Primeurs de Massy 2015 : place à la nouveauté

Publié le 30 octobre 2015 à 20:11
Matthias Haghcheno Par Matthias Haghcheno
Rédacteur

Les Primeurs de Massy 2015 : le live reportCette année encore, le festival francilien met en lumière les jeunes pousses de la scène française et réserve, par sa définition même, de belles surprises. Petit tour d’horizon du lancement de cette édition 2015, mercredi 28 octobre.

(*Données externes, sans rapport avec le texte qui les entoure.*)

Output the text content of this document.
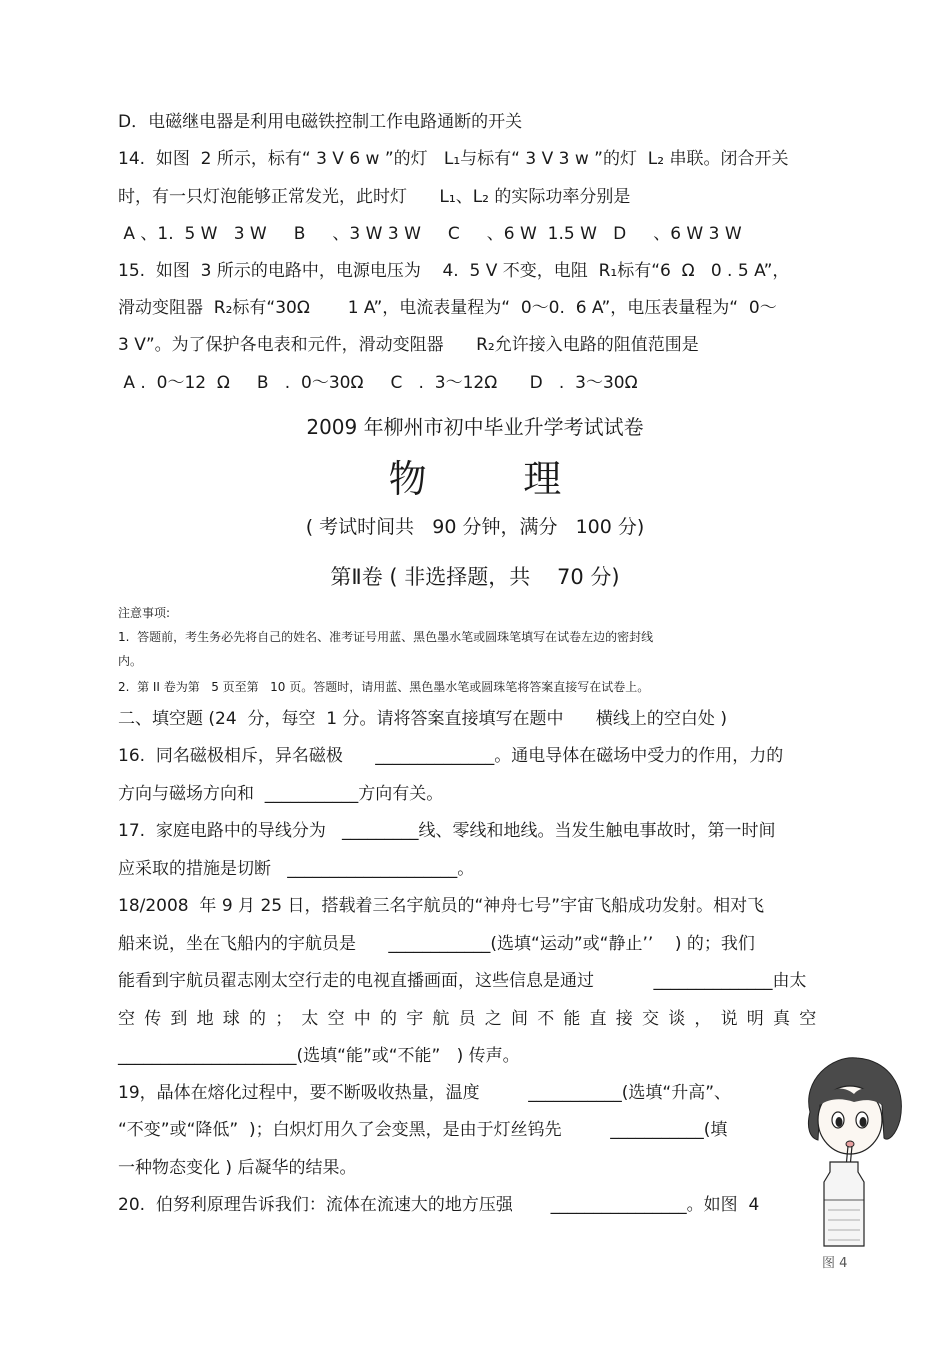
D．电磁继电器是利用电磁铁控制工作电路通断的开关
14.  如图  2 所示，标有“ 3 V 6 w ”的灯   L₁与标有“ 3 V 3 w ”的灯  L₂ 串联。闭合开关
时，有一只灯泡能够正常发光，此时灯      L₁、L₂ 的实际功率分别是
A 、1.  5 W   3 W     B     、3 W 3 W     C     、6 W  1.5 W   D     、6 W 3 W
15.  如图  3 所示的电路中，电源电压为    4.  5 V 不变，电阻  R₁标有“6  Ω   0 . 5 A”，
滑动变阻器  R₂标有“30Ω       1 A”，电流表量程为“  0～0.  6 A”，电压表量程为“  0～
3 V”。为了保护各电表和元件，滑动变阻器      R₂允许接入电路的阻值范围是
A .  0～12  Ω     B   .  0～30Ω     C   .  3～12Ω      D   .  3～30Ω
2009 年柳州市初中毕业升学考试试卷
物        理
( 考试时间共   90 分钟，满分   100 分)
第Ⅱ卷 ( 非选择题，共    70 分)
注意事项:
1.  答题前，考生务必先将自己的姓名、准考证号用蓝、黑色墨水笔或圆珠笔填写在试卷左边的密封线
内。
2.  第 II 卷为第   5 页至第   10 页。答题时，请用蓝、黑色墨水笔或圆珠笔将答案直接写在试卷上。
二、填空题 (24  分，每空  1 分。请将答案直接填写在题中      横线上的空白处 )
16.  同名磁极相斥，异名磁极      ______________。通电导体在磁场中受力的作用，力的
方向与磁场方向和  ___________方向有关。
17.  家庭电路中的导线分为   _________线、零线和地线。当发生触电事故时，第一时间
应采取的措施是切断   ____________________。
18/2008  年 9 月 25 日，搭载着三名宇航员的“神舟七号”宇宙飞船成功发射。相对飞
船来说，坐在飞船内的宇航员是      ____________(选填“运动”或“静止’’    ) 的；我们
能看到宇航员翟志刚太空行走的电视直播画面，这些信息是通过           ______________由太
空传到地球的；太空中的宇航员之间不能直接交谈，说明真空
_____________________(选填“能”或“不能”   ) 传声。
19，晶体在熔化过程中，要不断吸收热量，温度         ___________(选填“升高”、
“不变”或“降低”  )；白炽灯用久了会变黑，是由于灯丝钨先         ___________(填
一种物态变化 ) 后凝华的结果。
20.  伯努利原理告诉我们：流体在流速大的地方压强       ________________。如图  4
图 4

Tandis que la Grande Boucle de OÜI FM se délocalisait pour vous proposer une émission spéciale, avec des interviews assurées par Thomas Caussé et Angèle, l’organisation autour de nous s’active : placé au sein du patio non loin d’un stand de crêpes et du bar, notre studio devient l’épicentre autour duquel gravitent organisateurs et bénévoles pour pouvoir ouvrir les portes au public à l’heure, soit à 19h. Entre temps, nous avons la chance d’accueillir les quelques artistes présents pour ce premier soir : Nach, Forever Pavot, et même Christian Maugein, président de l’événement, venu témoigner de la ferveur de ses équipes.

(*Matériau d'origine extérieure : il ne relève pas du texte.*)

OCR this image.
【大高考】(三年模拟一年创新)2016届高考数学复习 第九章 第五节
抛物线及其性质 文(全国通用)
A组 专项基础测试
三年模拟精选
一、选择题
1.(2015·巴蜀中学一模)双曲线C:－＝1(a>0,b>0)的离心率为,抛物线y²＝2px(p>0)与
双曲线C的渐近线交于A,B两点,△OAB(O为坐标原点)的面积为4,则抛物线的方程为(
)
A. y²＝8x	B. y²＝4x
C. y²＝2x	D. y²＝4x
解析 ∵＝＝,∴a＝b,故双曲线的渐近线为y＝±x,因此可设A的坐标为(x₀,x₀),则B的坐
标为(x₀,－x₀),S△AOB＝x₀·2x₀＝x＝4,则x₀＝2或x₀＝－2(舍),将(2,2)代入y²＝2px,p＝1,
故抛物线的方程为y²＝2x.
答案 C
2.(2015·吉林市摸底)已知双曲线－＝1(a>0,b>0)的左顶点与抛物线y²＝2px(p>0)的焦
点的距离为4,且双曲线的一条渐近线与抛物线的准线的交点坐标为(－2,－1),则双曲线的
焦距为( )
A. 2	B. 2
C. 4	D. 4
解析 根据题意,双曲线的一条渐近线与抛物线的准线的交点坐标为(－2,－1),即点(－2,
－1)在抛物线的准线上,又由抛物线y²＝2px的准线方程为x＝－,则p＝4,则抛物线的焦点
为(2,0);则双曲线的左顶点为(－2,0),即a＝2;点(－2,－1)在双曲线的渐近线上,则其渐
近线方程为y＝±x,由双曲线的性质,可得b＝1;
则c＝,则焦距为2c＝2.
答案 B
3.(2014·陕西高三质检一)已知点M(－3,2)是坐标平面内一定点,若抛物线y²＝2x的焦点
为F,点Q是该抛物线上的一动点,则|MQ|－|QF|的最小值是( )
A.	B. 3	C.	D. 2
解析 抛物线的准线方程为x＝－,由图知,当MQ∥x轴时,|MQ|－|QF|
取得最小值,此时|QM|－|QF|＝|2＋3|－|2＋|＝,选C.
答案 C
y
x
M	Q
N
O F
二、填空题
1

À peine le temps d’aller tailler le bout de gras que les hostilités sont lancées, avec le premier live envoûtant de Nach : sœur cadette de la fratrie Chedid, son premier album fraîchement sorti, la jeune artiste dévoile toute l’étendue de sa palette musicale, d’une richesse qui n’étonne plus lorsqu’on évoque la famille Chedid. Folles envolées jazzy, voix en retenue, Nach se dessine déjà un futur plus que prometteur.

Un petit tour au niveau de la deuxième scène pour apprécier le blues foutraque des copains de The Wanton Bishops, décidément très en forme lors d’un set qui transpirait plus la Louisiane que la Meurthe-et-Moselle.

Mais la vraie claque de la soirée vient un peu plus tard : tandis qu’un groupe de jeunes hommes emmené par un dandy tout en costume s’avance dans la pénombre, on croit reconnaître le timbre si particulier du chanteur de Feu! Chatterton, venus défendre leur premier album Ici le jour (a tout enseveli). À mi-chemin entre poésie slammée et pop music brutale, le quintet jouit d’une énergie étincelante, fraîcheur intacte qui contraste avec la maturité des textes et la sobriété de leur image. Un petit rappel bienvenu que la scène française a de quoi offrir, et peut encore se permettre quelques surprises.

Et puisque les Primeurs de Massy sont réservées aux artistes ayant sorti leur premier album, difficile d’écarter Forever Pavot de la sélection : avec Rhapsode, le jeune prodige de la scène psychédélique française (signé chez Born Bad Records) s’est fait plaisir en présentant sa musique rétro à un public curieux et acquis à sa cause des les premières notes de clavier. Oui, ça sonne comme si ça avait été enregistré dans les années 70, et c’est pour ça qu’on l’aime. Mention spéciale à sa reprise du générique de Tintin (le dessin animé de notre enfance), et de la meilleure blague de la soirée signée Emile, « C’était Forever Poivrot », brandissant une bière et clôturant le concert d’un habile clin d’œil dialectique.

Avec un public avide de découverte, une organisation plus que chaleureuse et un lieu de rencontre atypique comme Massy, plus que jamais, les Primeurs prennent la tête des événements mettant en avant la nouveauté. Un besoin qui n’est pas prêt de se tarir.